Why You Don’t Have to Love Your Postpartum Body but Should Believe in its Magic.

“I have stretch marks. The evidence of each baby carved into my skin. My son’s life dances above the cesarean scar that saved the life of my final baby. My second etched her marks into my hips as a permanent hug. Their stories written on my skin as a perpetual reminder of the way it stretched, morphed and survived.”

I wrote this in an Instagram post a while back. It was to express the way I love all that my body has become but it hasn’t been without trial, without struggle and forgiveness (mostly for ever believing it was flawed in the first place). I know that loving your body when it has changed so much, when it feels foreign and strange can be a battle. So, I’m going to ask you to put aside loving it for this moment. You don’t even have to like it. But take a moment to appreciate the magic.

It grew a human being. That’s pretty magical if you ask me. To create a life from scratch and to feel its dancing from inside. That’s no easy task. You didn’t read a book on how to craft an eyelash, your body knew exactly what it was doing.

You may have risen 47586 times last night and you will rise again when your baby calls. The exhaustion is real, but your legs swing over the edge of the bed and carry you to your little one. Without fail, rising time and time again for the life you so carefully designed within you.

There might come a day when your little ones mould, squish, or comment on the wobbly evidence that their life was once tethered to yours. You may cringe but look at their faces. Joy and wonderment. How did you make them? What was it like to carry them? They laugh and giggle as you tell them about how they kicked you while you slept or had hiccups that made your belly jolt. They are delighted in their creation.

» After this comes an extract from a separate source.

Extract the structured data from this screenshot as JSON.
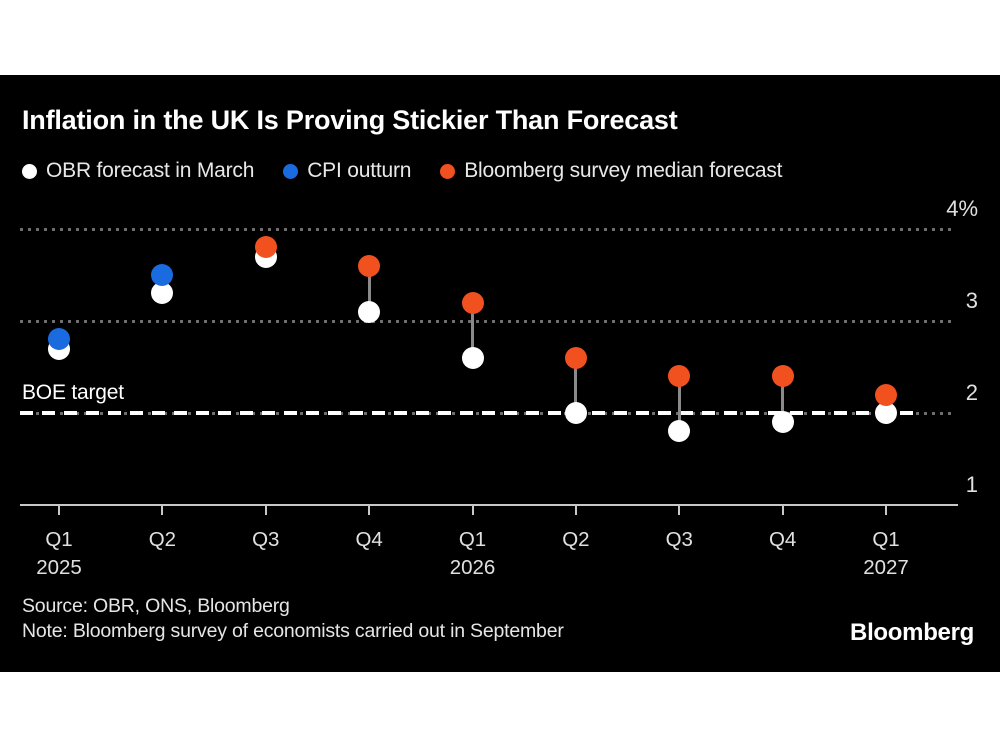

The stretch marks, the less than perky breasts, one thin pink line where a miracle happened laying across a soft stomach are all I have left from 3 pregnancies. My kids will continue to grow, and the day will come when they no longer cling to me. But their beginnings, their beautiful existence will forever remain apart of me. My skin will always tell an enchanting tale of fierce love, resilience, life, and magic. So does yours.